Günümüzde diş hekimliği uygulamalarında fonksiyon ve fonasyonun yanı sıra doğal diş estetiğinin hastaya yeniden kazandırılması da ön plana çıkmaktadır. Bu sorunları gidermek amacı ile sıklıkla baş vurulan yöntem, bu dişlerin kuron ile kaplanmasıdır. Ancak, bu işlem için fazla miktarda diş kesimi yapılması genç bireylerde sorunlar yaratmakta ve yapılan kuronlar ne kadar iyi yapılsa da, dişeti ve çevre dokularda harabiyetler oluşturmaktadır. Bu gibi estetik ve fonksiyonel problemleri gidermek amacı ile kuron restorasyonlarına alternatif olarak laminate veneerler geliştirilmiştir.


İlk olarak 1930'larda Dr. Charles Pincus'un Hollywood artistlerine yaptığı laminate veneerler (lamine diş) günümüze kadar pek çok gelişme göstermiştir. Son yıllarda ise klinik uygulamalarında, asitle pürüzlendirilmiş porselene uygulanan silanın porselen ile rezin arasında bağlantıyı güçlendirmesi ile bu klinik uygulamalar hızlanmış ve günümüze kadar gelmiştir. Laminate veneerler, dişlerin vestibül yüzeylerine uygulanarak mevcut anomali, estetik noksanlık ve renklenmelerin giderilmesi amaçlı tasarlanmış bir restorasyon çeşididir. Etkilenen dişin labial yüzeyine, ince tabaka şeklinde laboratuvarda hazırlanan restorasyonun (laminate), adeziv sistem ve kompozit rezin yapıştırma simanı ile bağlanmasını içerir. Laminate veneer uygulamalarının endikasyonları olarak dişlerin fasiyal yüzeyinde gelişimsel defekt veya renk bozukluğu, dişler arasında mevcut olan özellikle geniş aralıkların (diestama) kapatılması, şekil bozukluğu olan konjenital lateral dişler, aşırı miktarda kesici kenar kırığı olan dişler sayılabilir. Laminate veneer uygulamalarının kontrendikasyonlarını ise, bruksizme (diş sıkma) bağlı dişlerinde aşınma olmuş hastalar, retansiyon için yetersiz mine varlığı, baş başa kapanış ve aşırı çapraşıklık görülen ve ağız hijyeni yetersiz olan olgular, kalem ısırma, tırnak yeme gibi alışkanlıklara sahip olanlar, dişlerin aşırı labiale konumlandığı durumlar şeklinde sıralayabiliriz.

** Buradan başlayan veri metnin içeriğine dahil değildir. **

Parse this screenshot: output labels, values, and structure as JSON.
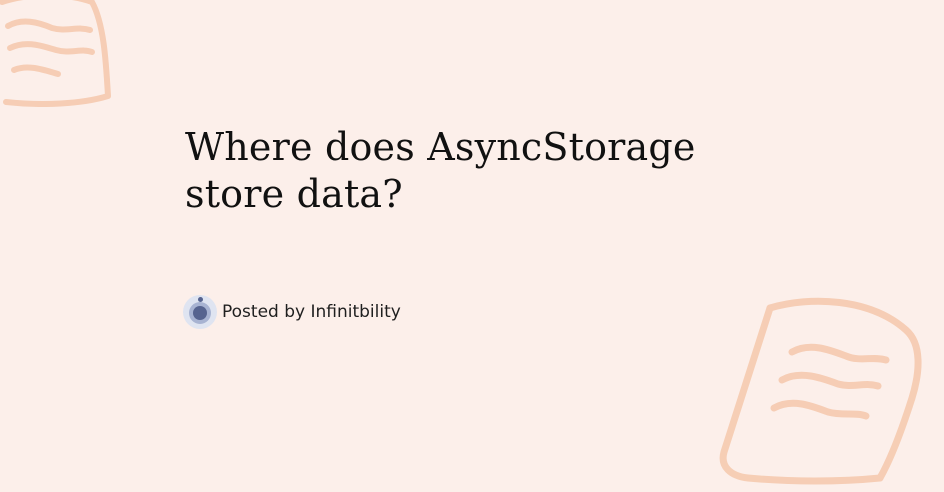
{
  "post": {
    "title": "Where does AsyncStorage store data?",
    "byline": "Posted by Infinitbility"
  },
  "colors": {
    "background": "#fcefea",
    "decoration": "#f5c8ac",
    "avatar_accent": "#56638f"
  },
  "icons": {
    "decoration_top_left": "note-doodle-icon",
    "decoration_bottom_right": "note-doodle-icon",
    "author_avatar": "user-avatar-icon"
  }
}
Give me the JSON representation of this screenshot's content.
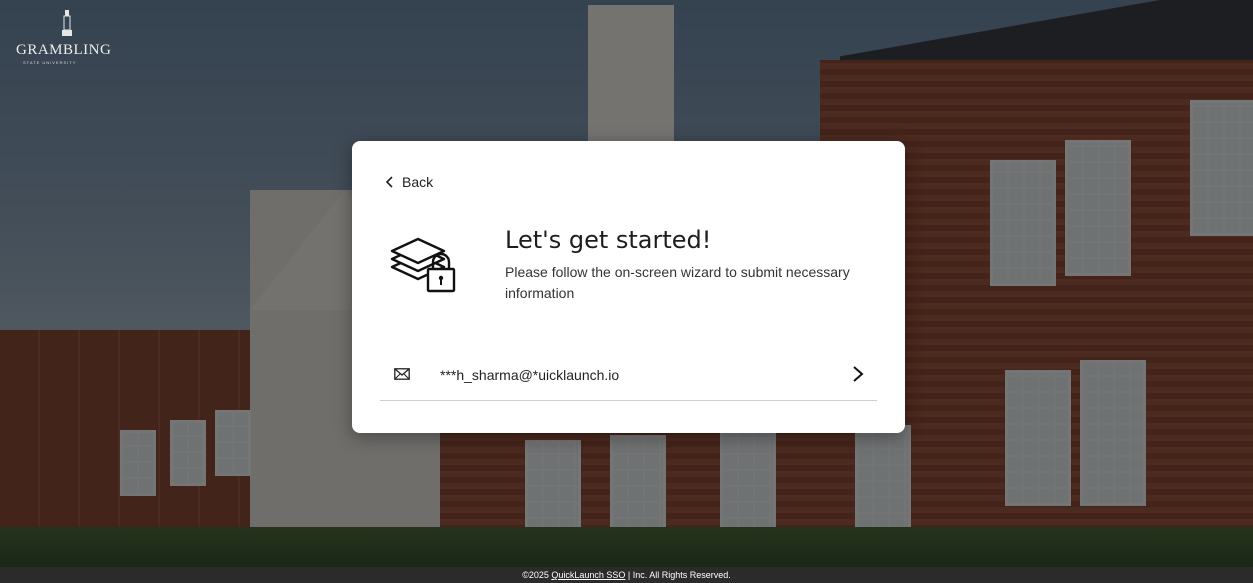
{
  "brand": {
    "logo_text": "GRAMBLING",
    "logo_subtext": "STATE UNIVERSITY"
  },
  "card": {
    "back_label": "Back",
    "title": "Let's get started!",
    "subtitle": "Please follow the on-screen wizard to submit necessary information",
    "hero_icon": "layers-lock-icon",
    "option": {
      "icon": "mail-icon",
      "email": "***h_sharma@*uicklaunch.io",
      "arrow_icon": "chevron-right-icon"
    }
  },
  "footer": {
    "prefix": "©2025 ",
    "link_text": "QuickLaunch SSO",
    "suffix": " | Inc. All Rights Reserved."
  }
}
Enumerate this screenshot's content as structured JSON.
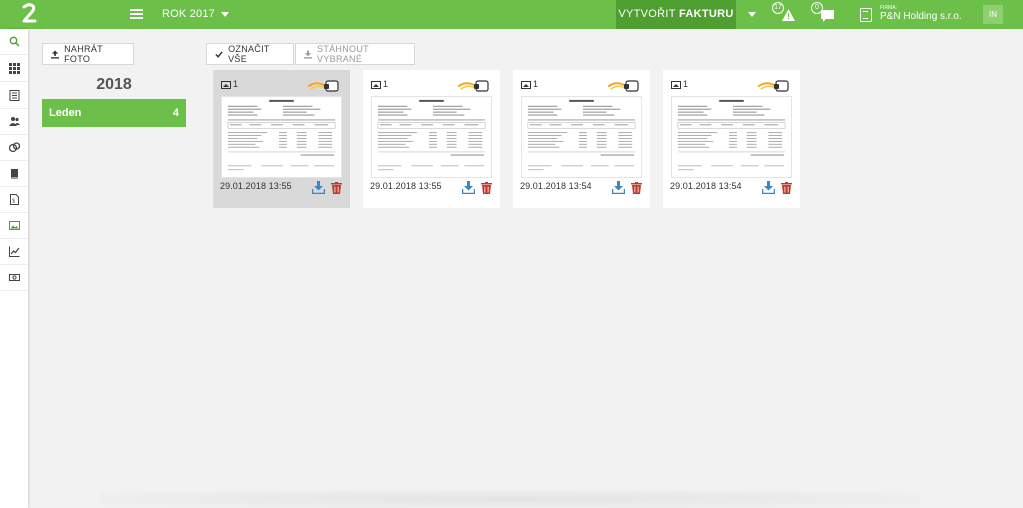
{
  "header": {
    "year_label": "ROK 2017",
    "create_prefix": "VYTVOŘIT",
    "create_bold": "FAKTURU",
    "alerts_count": "17",
    "messages_count": "0",
    "company_caption": "FIRMA:",
    "company_name": "P&N Holding s.r.o.",
    "avatar_initials": "IN"
  },
  "sidebar": {
    "icons": [
      "search-icon",
      "apps-grid-icon",
      "document-list-icon",
      "users-icon",
      "coins-icon",
      "books-icon",
      "invoice-icon",
      "photo-icon",
      "chart-line-icon",
      "cash-icon"
    ]
  },
  "toolbar": {
    "upload_label": "NAHRÁT FOTO",
    "select_all_label": "OZNAČIT VŠE",
    "download_selected_label": "STÁHNOUT VYBRANÉ"
  },
  "archive": {
    "year": "2018",
    "months": [
      {
        "label": "Leden",
        "count": "4"
      }
    ]
  },
  "photos": [
    {
      "pages": "1",
      "date": "29.01.2018 13:55",
      "selected": true
    },
    {
      "pages": "1",
      "date": "29.01.2018 13:55",
      "selected": false
    },
    {
      "pages": "1",
      "date": "29.01.2018 13:54",
      "selected": false
    },
    {
      "pages": "1",
      "date": "29.01.2018 13:54",
      "selected": false
    }
  ],
  "colors": {
    "brand_green": "#6cc04a",
    "brand_green_dark": "#4e9e30",
    "download_blue": "#3a86c8",
    "delete_red": "#c0392b"
  }
}
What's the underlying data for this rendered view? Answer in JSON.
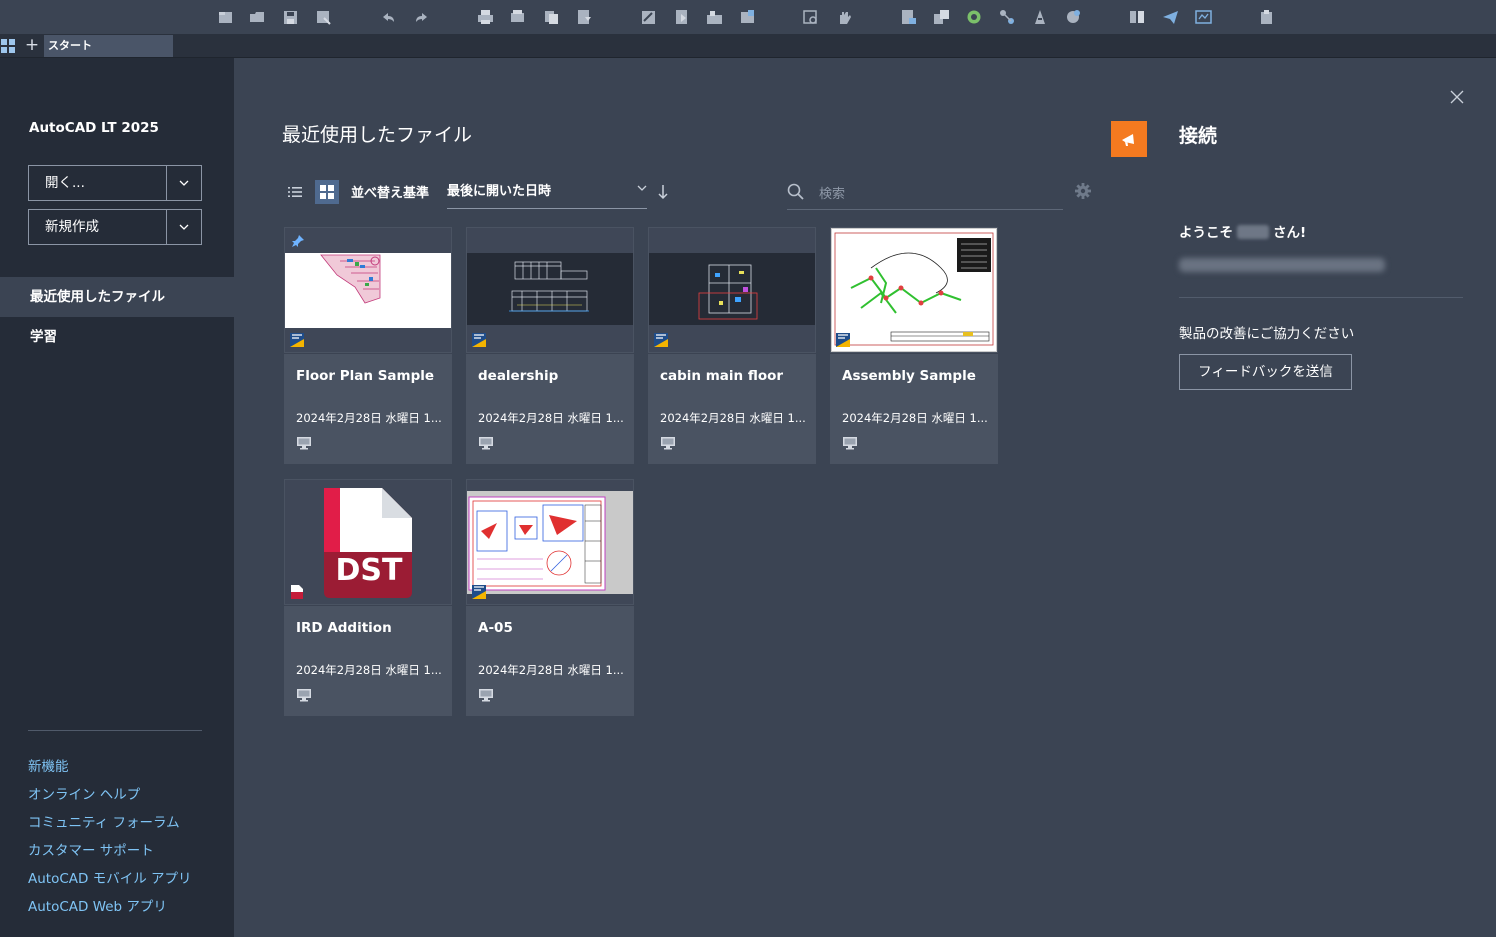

Laminate veneerler, direkt ve indirekt laminate veneerler olmak üzere iki şekilde uygulanabilirler. Direkt laminate veneerler (bonding), laboratuvar çalışması gerektirmeksizin direkt olarak klinikte diş üzerine rezin materyalinin yerleştirilmesi esasına dayanan bir tekniktir. Hastada anestezi stresi meydana getirmemesi, diş kesiminin çok az yapılması hatta hiç yapılmaması, indirekt tekniğe ve diğer protetik yaklaşımlara göre ekonomik olması, işlemin geri dönüşümlü olması gibi avantajları vardır. Aşınabilmeleri, kırılabilmeleri, renk değişimine dirençsiz olmaları, en önemli dezavantajlarıdır. İndirekt laminate veneerler ise, yapısındaki üstün özellikler nedeniyle günümüzde tercih edilen laminate veneer restorasyonlardır. Canlı dokularla biyo uyumluluğunun oldukça iyi olması, aşınma ve kırılma dirençlerinin yüksek olması direkt laminate veneerlere göre üstünlükleridir. Diş hekimliğinde direkt laminate uygulamaları, kompozit rezinler ve bağlayıcı ajan teknolojilerindeki gelişmeler nedeniyle klinik olarak yaygın kullanım alanına sahiptir.

Ağızda cilalanmaları kolaydır, çatlak ve kırık tamirleri rahatlıkla ağız içerisinde gerçekleştirilebilir. Porselen laminate veneerlere göre daha ekonomiktirler ve geri dönüşümleri daha kolaydır. Bu olgu raporunda, ön grup dişlerinde mine hipoplazisi ve mine erozyonuna bağlı estetik problemleri olan iki hastanın estetik beklentileri, kompozit laminate veneer tekniği uygulanarak anlatılmaktadır.